A number of limitations must be kept in mind when interpreting the results of this study. For instance, not every outcome metric was considered within this study. The vast number of outcomes metrics that are currently being used to evaluate THA indicates that significant heterogeneity exists within the literature. To address this limitation, we performed a comprehensive literature search prior to conducting our analyses to identify the most prevalent outcomes metrics reported within the literature and used by clinicians.
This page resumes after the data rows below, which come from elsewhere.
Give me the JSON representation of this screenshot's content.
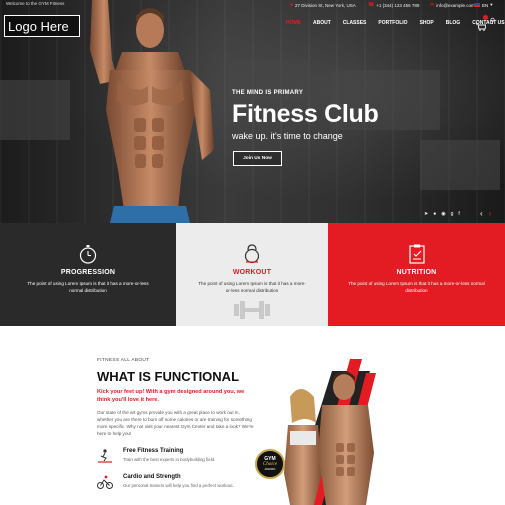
{
  "topbar": {
    "welcome": "Welcome to the GYM Fitness",
    "address": "27 Division St, New York, USA",
    "phone": "+1 (344) 123 456 789",
    "email": "info@example.com",
    "language": "EN"
  },
  "logo": {
    "text": "Logo Here"
  },
  "nav": {
    "items": [
      "HOME",
      "ABOUT",
      "CLASSES",
      "PORTFOLIO",
      "SHOP",
      "BLOG",
      "CONTACT US"
    ],
    "active": "HOME"
  },
  "hero": {
    "eyebrow": "THE MIND IS PRIMARY",
    "title": "Fitness Club",
    "subtitle": "wake up. it's time to change",
    "button": "Join Us Now",
    "social": [
      "share-icon",
      "twitter-icon",
      "pinterest-icon",
      "google-plus-icon",
      "facebook-icon"
    ]
  },
  "features": [
    {
      "title": "PROGRESSION",
      "text": "The point of using Lorem Ipsum is that it has a more-or-less normal distribution",
      "icon": "stopwatch-icon",
      "theme": "dark"
    },
    {
      "title": "WORKOUT",
      "text": "The point of using Lorem Ipsum is that it has a more-or-less normal distribution",
      "icon": "kettlebell-icon",
      "theme": "light"
    },
    {
      "title": "NUTRITION",
      "text": "The point of using Lorem Ipsum is that it has a more-or-less normal distribution",
      "icon": "nutrition-clipboard-icon",
      "theme": "red"
    }
  ],
  "about": {
    "eyebrow": "FITNESS ALL ABOUT",
    "title": "WHAT IS FUNCTIONAL",
    "lead": "Kick your feet up! With a gym designed around you, we think you'll love it here.",
    "body": "Our state of the art gyms provide you with a great place to work out in, whether you are there to burn off some calories or are training for something more specific. Why not visit your nearest Gym Center and take a look? We're here to help you!",
    "bullets": [
      {
        "title": "Free Fitness Training",
        "text": "Train with the best experts in bodybuilding field.",
        "icon": "treadmill-icon"
      },
      {
        "title": "Cardio and Strength",
        "text": "Our personal trainers will help you find a perfect workout.",
        "icon": "cycling-icon"
      }
    ],
    "badge": {
      "line1": "GYM",
      "line2": "Choice",
      "line3": "AWARD"
    }
  },
  "colors": {
    "accent": "#e31b23",
    "dark": "#2a2a2a",
    "light": "#ececec"
  }
}
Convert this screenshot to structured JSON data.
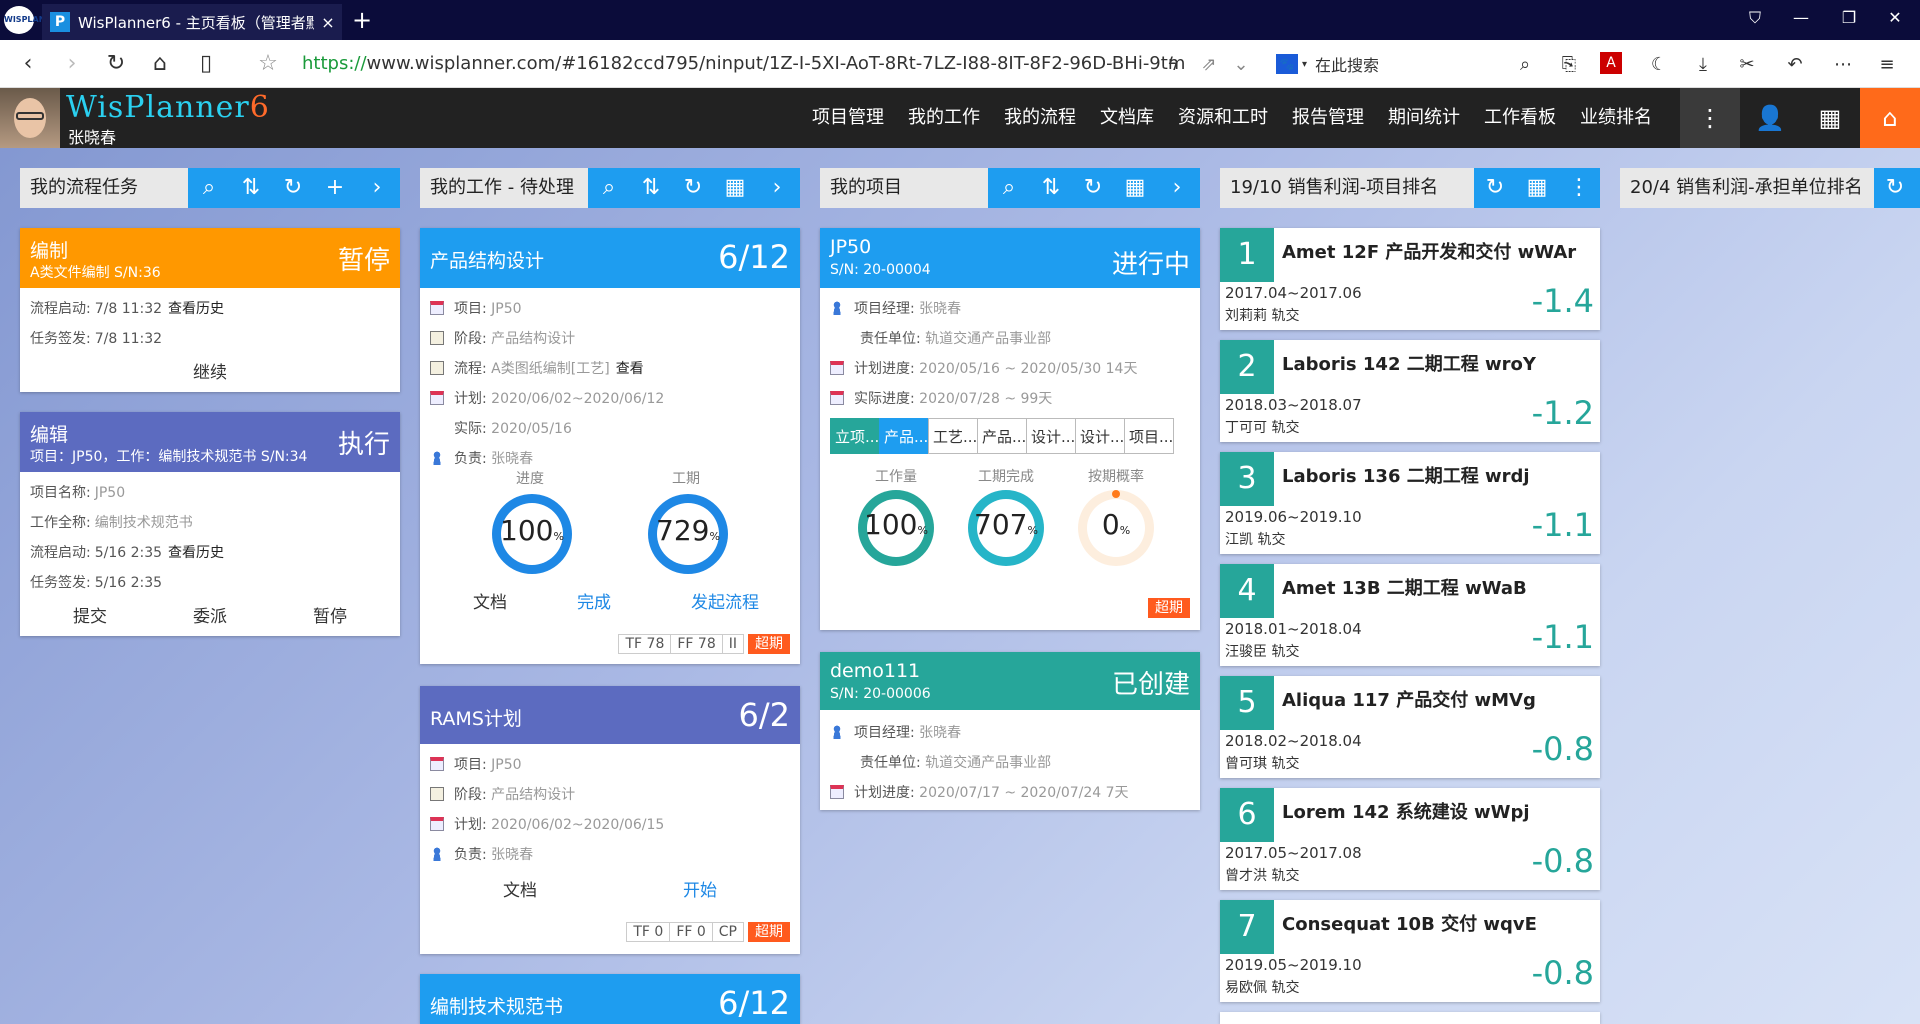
{
  "browser": {
    "tab_title": "WisPlanner6 - 主页看板（管理者默",
    "tab_close": "×",
    "new_tab": "+",
    "url_proto": "https://",
    "url_rest": "www.wisplanner.com/#16182ccd795/ninput/1Z-I-5XI-AoT-8Rt-7LZ-I88-8IT-8F2-96D-BHi-9tm",
    "search_placeholder": "在此搜索",
    "logo_text": "WISPLAN"
  },
  "app": {
    "brand_main": "WisPlanner",
    "brand_ver": "6",
    "user": "张晓春",
    "menu": [
      "项目管理",
      "我的工作",
      "我的流程",
      "文档库",
      "资源和工时",
      "报告管理",
      "期间统计",
      "工作看板",
      "业绩排名"
    ]
  },
  "columns": {
    "c1": "我的流程任务",
    "c2": "我的工作 - 待处理",
    "c3": "我的项目",
    "c4": "19/10 销售利润-项目排名",
    "c5": "20/4 销售利润-承担单位排名"
  },
  "flow": [
    {
      "title": "编制",
      "sub": "A类文件编制 S/N:36",
      "status": "暂停",
      "r1k": "流程启动:",
      "r1v": "7/8 11:32",
      "r1l": "查看历史",
      "r2k": "任务签发:",
      "r2v": "7/8 11:32",
      "act1": "继续",
      "color": "#ff9800"
    },
    {
      "title": "编辑",
      "sub": "项目：JP50，工作：编制技术规范书 S/N:34",
      "status": "执行",
      "f1k": "项目名称:",
      "f1v": "JP50",
      "f2k": "工作全称:",
      "f2v": "编制技术规范书",
      "r1k": "流程启动:",
      "r1v": "5/16 2:35",
      "r1l": "查看历史",
      "r2k": "任务签发:",
      "r2v": "5/16 2:35",
      "act1": "提交",
      "act2": "委派",
      "act3": "暂停",
      "color": "#5c6bc0"
    }
  ],
  "work": [
    {
      "title": "产品结构设计",
      "count": "6/12",
      "proj_k": "项目:",
      "proj_v": "JP50",
      "stage_k": "阶段:",
      "stage_v": "产品结构设计",
      "flow_k": "流程:",
      "flow_v": "A类图纸编制[工艺]",
      "flow_l": "查看",
      "plan_k": "计划:",
      "plan_v": "2020/06/02~2020/06/12",
      "act_k": "实际:",
      "act_v": "2020/05/16",
      "own_k": "负责:",
      "own_v": "张晓春",
      "g1_cap": "进度",
      "g1_val": "100",
      "g1_unit": "%",
      "g2_cap": "工期",
      "g2_val": "729",
      "g2_unit": "%",
      "a1": "文档",
      "a2": "完成",
      "a3": "发起流程",
      "t1": "TF 78",
      "t2": "FF 78",
      "t3": "II",
      "t4": "超期",
      "g1": 1.0,
      "g2": 1.0
    },
    {
      "title": "RAMS计划",
      "count": "6/2",
      "proj_k": "项目:",
      "proj_v": "JP50",
      "stage_k": "阶段:",
      "stage_v": "产品结构设计",
      "plan_k": "计划:",
      "plan_v": "2020/06/02~2020/06/15",
      "own_k": "负责:",
      "own_v": "张晓春",
      "a1": "文档",
      "a2": "开始",
      "t1": "TF 0",
      "t2": "FF 0",
      "t3": "CP",
      "t4": "超期"
    },
    {
      "title": "编制技术规范书",
      "count": "6/12"
    }
  ],
  "projects": [
    {
      "name": "JP50",
      "sn": "S/N: 20-00004",
      "status": "进行中",
      "pm_k": "项目经理:",
      "pm_v": "张晓春",
      "unit_k": "责任单位:",
      "unit_v": "轨道交通产品事业部",
      "plan_k": "计划进度:",
      "plan_v": "2020/05/16 ~ 2020/05/30 14天",
      "act_k": "实际进度:",
      "act_v": "2020/07/28 ~ 99天",
      "tabs": [
        "立项...",
        "产品...",
        "工艺...",
        "产品...",
        "设计...",
        "设计...",
        "项目..."
      ],
      "g1_cap": "工作量",
      "g1_val": "100",
      "g2_cap": "工期完成",
      "g2_val": "707",
      "g3_cap": "按期概率",
      "g3_val": "0",
      "unit": "%",
      "overdue": "超期",
      "g1": 1.0,
      "g2": 1.0,
      "g3": 0.0
    },
    {
      "name": "demo111",
      "sn": "S/N: 20-00006",
      "status": "已创建",
      "pm_k": "项目经理:",
      "pm_v": "张晓春",
      "unit_k": "责任单位:",
      "unit_v": "轨道交通产品事业部",
      "plan_k": "计划进度:",
      "plan_v": "2020/07/17 ~ 2020/07/24 7天"
    }
  ],
  "ranking": [
    {
      "n": "1",
      "title": "Amet 12F 产品开发和交付 wWAr",
      "period": "2017.04~2017.06",
      "who": "刘莉莉 轨交",
      "val": "-1.4"
    },
    {
      "n": "2",
      "title": "Laboris 142 二期工程 wroY",
      "period": "2018.03~2018.07",
      "who": "丁可可 轨交",
      "val": "-1.2"
    },
    {
      "n": "3",
      "title": "Laboris 136 二期工程 wrdj",
      "period": "2019.06~2019.10",
      "who": "江凯 轨交",
      "val": "-1.1"
    },
    {
      "n": "4",
      "title": "Amet 13B 二期工程 wWaB",
      "period": "2018.01~2018.04",
      "who": "汪骏臣 轨交",
      "val": "-1.1"
    },
    {
      "n": "5",
      "title": "Aliqua 117 产品交付 wMVg",
      "period": "2018.02~2018.04",
      "who": "曾可琪 轨交",
      "val": "-0.8"
    },
    {
      "n": "6",
      "title": "Lorem 142 系统建设 wWpj",
      "period": "2017.05~2017.08",
      "who": "曾才洪 轨交",
      "val": "-0.8"
    },
    {
      "n": "7",
      "title": "Consequat 10B 交付 wqvE",
      "period": "2019.05~2019.10",
      "who": "易欧佩 轨交",
      "val": "-0.8"
    }
  ]
}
This search included analysis of past reviewer articles for relevant outcome metrics, as well as evaluation of articles based on inclusion criteria, outlined in Fig. 1. In addition, this study did not incorporate geographical data; thus, country-level analysis is outside of the scope this paper, but may be an important area of future investigation.

Conclusions

Outcome metric reporting in THA has increased over the last 15 years, accompanying by a rise in both aggregate outcomes reporting and in the number of individual instruments used to evaluate THA. As researchers and clinicians seek to improve patient care, the complexity of reporting outcomes may limit the ability to analyze, compare, and extrapolate study results. We recommend a rigorous evaluation of outcome metrics, which will permit a community-wide consolidation towards the most preferred, valid, and reliable metrics, permitting cross-study comparison and easier generation of clinical guidelines for practice.